Politika ve sanat

Güncelleme Tarihi:

Politika ve sanat
Oluşturulma Tarihi: Ağustos 07, 2007 00:00

KANAL B’de Murat Atak’ın Atölye programını izledim önceki gece.

Seçim sürecinde gözlediğim, üzerinde düşündüğüm bir konu da geldi gündeme.

Bir şenlik atmosferi yoktu, seçim kampanyalarında.

Atölye’ye katılan Türk Sanat Müziği sanatçısı Kadri Şarman da aynı değerlendirmeyi yaptı.

Kampanyalarda müzik ve şiir yoktu.

Partilerin söyleminde de...

Şarman, liderlerin beden dillerinde bile bir sertliğin olduğunu vurguladı.

Kanımca bu matlık ve sertlik, zaten kampanya stratejilerinden kaynaklanıyordu.

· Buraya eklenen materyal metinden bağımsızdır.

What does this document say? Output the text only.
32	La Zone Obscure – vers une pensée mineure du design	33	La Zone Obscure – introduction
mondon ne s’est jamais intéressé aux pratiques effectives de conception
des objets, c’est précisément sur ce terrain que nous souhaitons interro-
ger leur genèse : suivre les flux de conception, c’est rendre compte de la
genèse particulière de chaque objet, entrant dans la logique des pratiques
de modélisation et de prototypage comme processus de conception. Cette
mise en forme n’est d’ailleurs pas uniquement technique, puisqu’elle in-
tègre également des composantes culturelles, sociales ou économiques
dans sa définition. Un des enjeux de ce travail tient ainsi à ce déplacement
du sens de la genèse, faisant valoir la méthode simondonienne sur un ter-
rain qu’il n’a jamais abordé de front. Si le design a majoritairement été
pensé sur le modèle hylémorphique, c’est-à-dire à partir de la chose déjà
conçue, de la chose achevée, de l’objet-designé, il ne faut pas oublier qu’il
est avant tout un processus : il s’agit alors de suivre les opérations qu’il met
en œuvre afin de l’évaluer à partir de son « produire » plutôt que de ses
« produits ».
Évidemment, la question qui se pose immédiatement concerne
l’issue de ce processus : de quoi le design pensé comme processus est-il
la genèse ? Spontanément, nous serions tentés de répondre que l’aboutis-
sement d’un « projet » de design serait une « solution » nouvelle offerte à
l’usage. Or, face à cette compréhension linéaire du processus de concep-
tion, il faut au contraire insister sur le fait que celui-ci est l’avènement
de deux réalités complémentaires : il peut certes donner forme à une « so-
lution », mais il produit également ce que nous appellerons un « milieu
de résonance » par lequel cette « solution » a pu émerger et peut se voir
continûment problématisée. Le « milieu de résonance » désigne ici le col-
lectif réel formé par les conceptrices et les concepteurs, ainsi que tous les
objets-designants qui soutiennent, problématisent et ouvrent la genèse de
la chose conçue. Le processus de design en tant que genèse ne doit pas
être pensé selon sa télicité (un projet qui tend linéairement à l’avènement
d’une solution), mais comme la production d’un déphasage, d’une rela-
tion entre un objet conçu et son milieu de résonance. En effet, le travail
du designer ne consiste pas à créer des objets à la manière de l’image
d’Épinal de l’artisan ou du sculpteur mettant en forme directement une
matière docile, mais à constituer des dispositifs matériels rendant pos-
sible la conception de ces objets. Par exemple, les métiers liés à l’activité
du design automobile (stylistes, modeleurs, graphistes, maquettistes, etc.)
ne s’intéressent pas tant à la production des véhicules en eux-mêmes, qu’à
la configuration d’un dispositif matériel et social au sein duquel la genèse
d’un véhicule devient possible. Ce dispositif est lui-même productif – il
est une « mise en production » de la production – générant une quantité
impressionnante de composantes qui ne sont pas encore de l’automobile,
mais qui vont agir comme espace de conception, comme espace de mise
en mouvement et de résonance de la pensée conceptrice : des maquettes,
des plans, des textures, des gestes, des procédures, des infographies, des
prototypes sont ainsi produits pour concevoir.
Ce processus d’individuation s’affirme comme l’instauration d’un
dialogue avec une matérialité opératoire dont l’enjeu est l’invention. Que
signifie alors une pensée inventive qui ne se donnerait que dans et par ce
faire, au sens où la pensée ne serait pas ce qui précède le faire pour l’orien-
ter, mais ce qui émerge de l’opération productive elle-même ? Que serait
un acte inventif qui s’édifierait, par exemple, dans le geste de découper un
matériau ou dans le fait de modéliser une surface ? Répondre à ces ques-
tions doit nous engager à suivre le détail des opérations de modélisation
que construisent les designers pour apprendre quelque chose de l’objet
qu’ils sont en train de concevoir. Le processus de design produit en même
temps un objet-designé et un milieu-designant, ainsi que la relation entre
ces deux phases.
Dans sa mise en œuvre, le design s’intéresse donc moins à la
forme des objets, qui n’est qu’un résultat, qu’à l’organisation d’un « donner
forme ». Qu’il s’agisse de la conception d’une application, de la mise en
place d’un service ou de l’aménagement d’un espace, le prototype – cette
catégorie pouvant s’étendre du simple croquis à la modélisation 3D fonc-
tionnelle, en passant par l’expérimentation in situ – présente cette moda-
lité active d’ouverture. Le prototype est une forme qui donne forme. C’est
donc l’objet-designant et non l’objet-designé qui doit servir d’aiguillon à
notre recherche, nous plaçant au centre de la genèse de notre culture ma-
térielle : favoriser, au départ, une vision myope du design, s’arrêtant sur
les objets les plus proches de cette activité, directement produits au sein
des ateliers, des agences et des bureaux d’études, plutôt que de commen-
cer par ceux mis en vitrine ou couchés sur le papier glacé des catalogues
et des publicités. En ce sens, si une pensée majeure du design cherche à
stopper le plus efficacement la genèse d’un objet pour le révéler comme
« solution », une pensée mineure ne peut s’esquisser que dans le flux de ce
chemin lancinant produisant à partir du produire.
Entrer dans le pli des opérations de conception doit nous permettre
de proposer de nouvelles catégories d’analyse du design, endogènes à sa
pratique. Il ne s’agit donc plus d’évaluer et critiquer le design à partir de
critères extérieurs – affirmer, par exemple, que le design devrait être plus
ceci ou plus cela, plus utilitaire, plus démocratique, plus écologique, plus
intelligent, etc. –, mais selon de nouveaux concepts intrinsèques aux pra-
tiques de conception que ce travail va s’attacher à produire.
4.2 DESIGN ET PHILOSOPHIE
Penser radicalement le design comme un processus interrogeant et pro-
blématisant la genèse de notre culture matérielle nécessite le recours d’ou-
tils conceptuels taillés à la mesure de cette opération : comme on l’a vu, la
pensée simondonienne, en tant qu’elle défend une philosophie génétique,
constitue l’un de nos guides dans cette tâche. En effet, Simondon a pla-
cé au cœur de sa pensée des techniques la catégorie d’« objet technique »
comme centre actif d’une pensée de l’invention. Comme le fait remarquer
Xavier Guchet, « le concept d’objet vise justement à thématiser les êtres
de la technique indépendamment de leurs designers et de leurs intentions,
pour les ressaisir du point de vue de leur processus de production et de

Müziğe, şiire kapalı olmasından.

Yazar Yaşar Seyman’ın da bana önemli gelen ve son seçim kampanyalarının profilini açıklayan bir saptaması vardı:

"Siyasetçiler sanatın gücünden yararlanmıyor."

* * *

Evet, yararlanmıyorlar.

Hatta, örneğin şiire cephe bile alıyorlar.

Tarım ve Köyişleri eski Bakanı Hüsnü Yusuf Gökalp, çok sert tepki göstermişti:

"Meclis kürsüsü şiir okuma yeri değildir."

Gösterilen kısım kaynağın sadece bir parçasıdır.